Background
Edgar grew up in Paris, New York and Geneva.
Edgar grew up in Paris, New York and Geneva.
He studied at Harvard University (Honors Bachelor in Music 1966), Westminster Theological Seminary (Master of Divinity 1969), and the University of Geneva (Doctor Théol 1993).
He has been called by Charles Colson “one of evangelicalism’s most valued scholars and apologists”. Between 1970-1978, he taught at the Brunswick School in Greenwich, Connecticut, and 1979-1989 at the Faculté Libre de Théologie Réformée, in Aix-en-Provence, France, where he continues as Professeur Associé. Since 1989, he is Professor of Apologetics at Westminster Theological Seminary.
He is also Coordinator of the Apologetics Department and Director of the Gospel and Culture Project.
He was Chairman of the Faculty until 2010. Edgar is married to Barbara Smyth Edgar.
They have two children, William Keyes Hill-Edgar and Deborah Boatwright Edgar. He is a Fellow at the Wilberforce Forum and at Colson Center, Honors Trustee at the Greenwood School, and Senior Fellow at the Trinity Forum.

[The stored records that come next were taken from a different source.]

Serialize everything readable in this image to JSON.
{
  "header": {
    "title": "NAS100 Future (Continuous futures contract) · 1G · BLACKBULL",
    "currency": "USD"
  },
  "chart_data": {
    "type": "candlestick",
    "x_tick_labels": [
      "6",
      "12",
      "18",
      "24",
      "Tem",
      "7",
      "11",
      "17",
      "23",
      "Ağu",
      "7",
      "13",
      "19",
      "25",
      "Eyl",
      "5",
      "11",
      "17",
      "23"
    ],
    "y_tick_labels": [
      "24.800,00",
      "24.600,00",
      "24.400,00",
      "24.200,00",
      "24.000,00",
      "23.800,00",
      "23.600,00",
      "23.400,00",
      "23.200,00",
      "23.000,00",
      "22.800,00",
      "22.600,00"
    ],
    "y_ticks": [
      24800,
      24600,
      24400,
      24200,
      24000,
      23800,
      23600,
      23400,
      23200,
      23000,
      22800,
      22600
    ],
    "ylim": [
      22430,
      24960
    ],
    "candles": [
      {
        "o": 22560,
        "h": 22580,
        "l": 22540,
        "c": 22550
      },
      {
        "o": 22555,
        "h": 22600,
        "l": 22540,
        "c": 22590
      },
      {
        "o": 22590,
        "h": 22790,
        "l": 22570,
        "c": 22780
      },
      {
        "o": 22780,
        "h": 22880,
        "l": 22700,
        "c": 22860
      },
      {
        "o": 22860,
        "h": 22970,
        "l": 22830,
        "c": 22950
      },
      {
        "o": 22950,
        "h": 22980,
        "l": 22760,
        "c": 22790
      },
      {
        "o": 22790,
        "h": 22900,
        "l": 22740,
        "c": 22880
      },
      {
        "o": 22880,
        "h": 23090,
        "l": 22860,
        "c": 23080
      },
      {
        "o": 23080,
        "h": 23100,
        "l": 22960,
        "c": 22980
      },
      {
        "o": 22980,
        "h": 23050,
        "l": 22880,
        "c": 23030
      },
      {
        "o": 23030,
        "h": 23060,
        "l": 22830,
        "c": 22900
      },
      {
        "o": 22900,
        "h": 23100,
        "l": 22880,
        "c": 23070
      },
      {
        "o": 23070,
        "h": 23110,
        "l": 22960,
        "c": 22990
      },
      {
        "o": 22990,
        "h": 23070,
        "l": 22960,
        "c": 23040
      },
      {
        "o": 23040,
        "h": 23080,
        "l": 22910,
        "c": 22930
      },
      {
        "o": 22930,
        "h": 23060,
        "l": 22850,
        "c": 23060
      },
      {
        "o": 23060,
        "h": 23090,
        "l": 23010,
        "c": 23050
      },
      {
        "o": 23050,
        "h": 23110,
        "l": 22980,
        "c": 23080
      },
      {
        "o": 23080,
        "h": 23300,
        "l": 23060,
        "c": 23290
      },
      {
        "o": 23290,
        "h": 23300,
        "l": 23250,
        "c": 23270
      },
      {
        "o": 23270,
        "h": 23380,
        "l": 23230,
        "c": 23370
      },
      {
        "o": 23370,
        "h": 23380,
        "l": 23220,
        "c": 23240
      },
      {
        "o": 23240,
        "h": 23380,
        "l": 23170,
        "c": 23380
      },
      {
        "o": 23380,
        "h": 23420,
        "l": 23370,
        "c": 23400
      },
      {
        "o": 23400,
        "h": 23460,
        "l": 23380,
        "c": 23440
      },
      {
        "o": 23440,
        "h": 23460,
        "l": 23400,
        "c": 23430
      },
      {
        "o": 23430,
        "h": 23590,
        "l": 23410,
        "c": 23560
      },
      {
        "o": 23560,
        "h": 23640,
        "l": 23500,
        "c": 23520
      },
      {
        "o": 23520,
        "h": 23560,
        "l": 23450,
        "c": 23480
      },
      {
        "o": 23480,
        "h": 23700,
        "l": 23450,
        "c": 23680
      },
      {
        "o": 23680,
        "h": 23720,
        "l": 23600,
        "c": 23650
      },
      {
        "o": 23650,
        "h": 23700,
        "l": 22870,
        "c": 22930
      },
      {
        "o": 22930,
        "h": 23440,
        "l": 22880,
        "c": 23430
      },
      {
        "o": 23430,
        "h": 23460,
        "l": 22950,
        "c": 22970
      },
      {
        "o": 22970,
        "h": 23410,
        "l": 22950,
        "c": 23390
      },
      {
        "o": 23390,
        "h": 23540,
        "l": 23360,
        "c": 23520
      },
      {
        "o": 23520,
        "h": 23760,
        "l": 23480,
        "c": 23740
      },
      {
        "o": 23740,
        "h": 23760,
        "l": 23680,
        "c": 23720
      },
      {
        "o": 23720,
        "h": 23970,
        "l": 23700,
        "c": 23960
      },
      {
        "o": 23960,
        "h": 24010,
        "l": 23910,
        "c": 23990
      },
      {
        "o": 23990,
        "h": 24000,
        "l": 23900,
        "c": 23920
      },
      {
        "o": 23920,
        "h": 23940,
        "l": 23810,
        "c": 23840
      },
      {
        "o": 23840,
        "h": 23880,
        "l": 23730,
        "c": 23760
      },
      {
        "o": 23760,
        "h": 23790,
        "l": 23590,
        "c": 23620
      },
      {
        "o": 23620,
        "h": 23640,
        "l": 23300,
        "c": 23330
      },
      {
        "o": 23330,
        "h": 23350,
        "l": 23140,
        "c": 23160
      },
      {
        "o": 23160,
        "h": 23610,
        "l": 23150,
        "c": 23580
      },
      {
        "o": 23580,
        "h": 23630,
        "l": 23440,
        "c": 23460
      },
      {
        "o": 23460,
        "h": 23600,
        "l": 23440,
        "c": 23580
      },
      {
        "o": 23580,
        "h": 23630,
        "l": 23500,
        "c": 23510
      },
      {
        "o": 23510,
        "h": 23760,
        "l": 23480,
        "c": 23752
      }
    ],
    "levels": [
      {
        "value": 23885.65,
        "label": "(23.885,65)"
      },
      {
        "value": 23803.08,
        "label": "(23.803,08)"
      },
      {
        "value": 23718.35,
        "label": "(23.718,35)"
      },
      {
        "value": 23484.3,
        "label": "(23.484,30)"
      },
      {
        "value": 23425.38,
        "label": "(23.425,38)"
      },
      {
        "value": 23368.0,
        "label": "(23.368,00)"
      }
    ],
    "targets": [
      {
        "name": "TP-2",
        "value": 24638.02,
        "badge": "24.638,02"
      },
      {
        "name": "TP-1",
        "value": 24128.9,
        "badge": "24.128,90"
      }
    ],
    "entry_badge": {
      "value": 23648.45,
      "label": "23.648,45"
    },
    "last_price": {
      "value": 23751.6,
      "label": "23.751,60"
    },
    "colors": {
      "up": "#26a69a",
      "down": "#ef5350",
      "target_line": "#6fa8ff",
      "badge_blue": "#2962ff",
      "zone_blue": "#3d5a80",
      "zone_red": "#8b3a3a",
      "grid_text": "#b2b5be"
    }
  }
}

He is on the editorial advisory committee of Louisiana Revue Réforméest
He speaks regularly at the Veritas Forum programs. He frequently participates in the China Christian Scholars Association, and often travels to China. He has taught in French-speaking Africa in several countries.
Edgar is a jazz pianist and regularly performs an evening concert combined with a lecture on the history of jazz.
In 2007, it was recorded live on a double-Civil Defense, Heaven in a Nightclub, during a benefit concert for Chesterton House, a Center for Christian Studies at Cornell University. The concert and recording feature Edgar, vocalist Ruth Naomi Floyd, saxophonist Joe Salzano, and bassist John Patitucci.
His compositions include Louisiana Sainte Victoire, which premiered in Aix-en-Provence, June, 2007. He has also set the Psalms to music in an African mode.
He manages a professional jazz band, Renewal.
Edgar is a member of American Musicological Society, the Evangelical Theological Society, the Forum on Music and Christian Scholarship, the American Historical Association and the Society for Ethnomusicology.